Monitoring na Opawskiej tak, ale prywatny

W tym roku prezydent chce zwiększyć monitoring miejski o pięć kamer. Radny Piotr Dominiak zaproponował, aby jedna stanęła przy ul. Opawskiej. Włodarz nie mówi „nie”, ale właściciele nieruchomości sami muszą za nią zapłacą. – Nie mamy tam swoich zasobów – wyjaśnił Mirosław Lenk.
– Jeszcze w tym roku chcemy powiększyć monitoring miejski o cztery, pięć kamer. Inwestycja ta nie będzie wymagała większych nakładów finansowych. Koszt zamontowania jednej kamery to wydatek rzędu od 7 do 15 tys. zł. W zależności, czy będzie ona na maszcie czy np. budynku – tłumaczył dziennikarzom na wczorajszej konferencji posesyjnej Mirosław Lenk.

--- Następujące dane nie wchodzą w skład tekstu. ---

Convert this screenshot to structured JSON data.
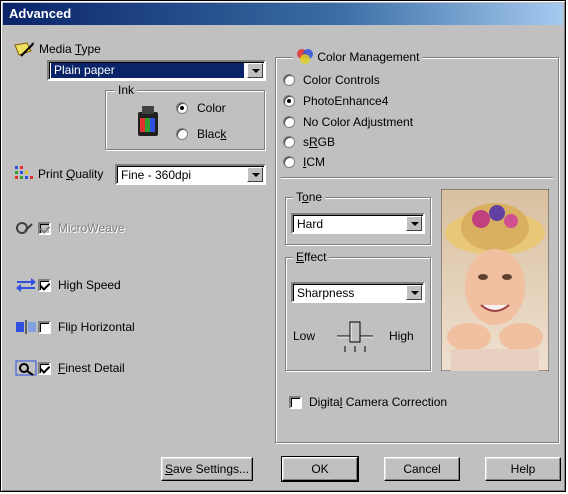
{
  "window": {
    "title": "Advanced"
  },
  "media": {
    "label_pre": "Media ",
    "label_u": "T",
    "label_post": "ype",
    "value": "Plain paper"
  },
  "ink": {
    "title": "Ink",
    "color_label": "Color",
    "black_pre": "Blac",
    "black_u": "k",
    "selected": "Color"
  },
  "print_quality": {
    "label_pre": "Print ",
    "label_u": "Q",
    "label_post": "uality",
    "value": "Fine - 360dpi"
  },
  "options": {
    "microweave": {
      "label": "MicroWeave",
      "checked": true,
      "enabled": false
    },
    "high_speed": {
      "label": "High Speed",
      "checked": true
    },
    "flip_horizontal": {
      "label": "Flip Horizontal",
      "checked": false
    },
    "finest_detail_u": "F",
    "finest_detail_rest": "inest Detail"
  },
  "color_management": {
    "title": "Color Management",
    "options": [
      {
        "label": "Color Controls",
        "selected": false
      },
      {
        "label": "PhotoEnhance4",
        "selected": true
      },
      {
        "label": "No Color Adjustment",
        "selected": false
      },
      {
        "label_pre": "s",
        "label_u": "R",
        "label_post": "GB",
        "selected": false
      },
      {
        "label_u": "I",
        "label_post": "CM",
        "selected": false
      }
    ]
  },
  "tone": {
    "title_pre": "T",
    "title_u": "o",
    "title_post": "ne",
    "value": "Hard"
  },
  "effect": {
    "title_u": "E",
    "title_post": "ffect",
    "value": "Sharpness",
    "low_label": "Low",
    "high_label": "High",
    "slider_level": 0.5
  },
  "digital_camera": {
    "label_pre": "Digita",
    "label_u": "l",
    "label_post": " Camera Correction",
    "checked": false
  },
  "buttons": {
    "save_u": "S",
    "save_rest": "ave Settings...",
    "ok": "OK",
    "cancel": "Cancel",
    "help": "Help"
  },
  "colors": {
    "dialog": "#c0c0c0",
    "title_bar": "#0a246a",
    "selection": "#0a246a"
  }
}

Obecnie włodarz prowadzi rozmowy z komendantem straży miejskiej Wiesławem Buczyńskim, w którym miejscu takie kamery powinny się znaleźć. Na jednej z komisji radny Piotr Dominiak zaproponował, aby monitoring znalazł się przy ul. Opawskiej, bo tam przy sklepie 6-24 gromadzą się pijacy, wandale i awanturnicy. Jednak prezydent nie przystał na tę propozycję. – Nie koniecznie będę reagował na pomysły radnych, żeby przy tym czy innym sklepie zamontować monitoring. Taki sklep, jaki wskazał radny Dominiak, jest przynajmniej jeden na każdym osiedlu – tłumaczył prezydent. – Ponadto przy Opawskiej gmina nie ma już swoich zasobów. Nieruchomości należą do spółdzielni mieszkaniowej i prywatnych właścicieli. Większość z nich ma swoje kamery. Jeśli ci właściciele chcą podłączyć się do miejskiego monitoringu, nie widzę problemu, muszą tylko za to zapłacić – zapewnił Lenk. Włodarz dodał również, że z miejskiej kasy wyłoży na pewno na obserwację parku Zamkowego, zastanawia się również nad ul. Londzina. – Mamy tam wiele mieszkań socjalnych i niewątpliwie kamera byłaby tam potrzebna – kończy Mirosław Lenk.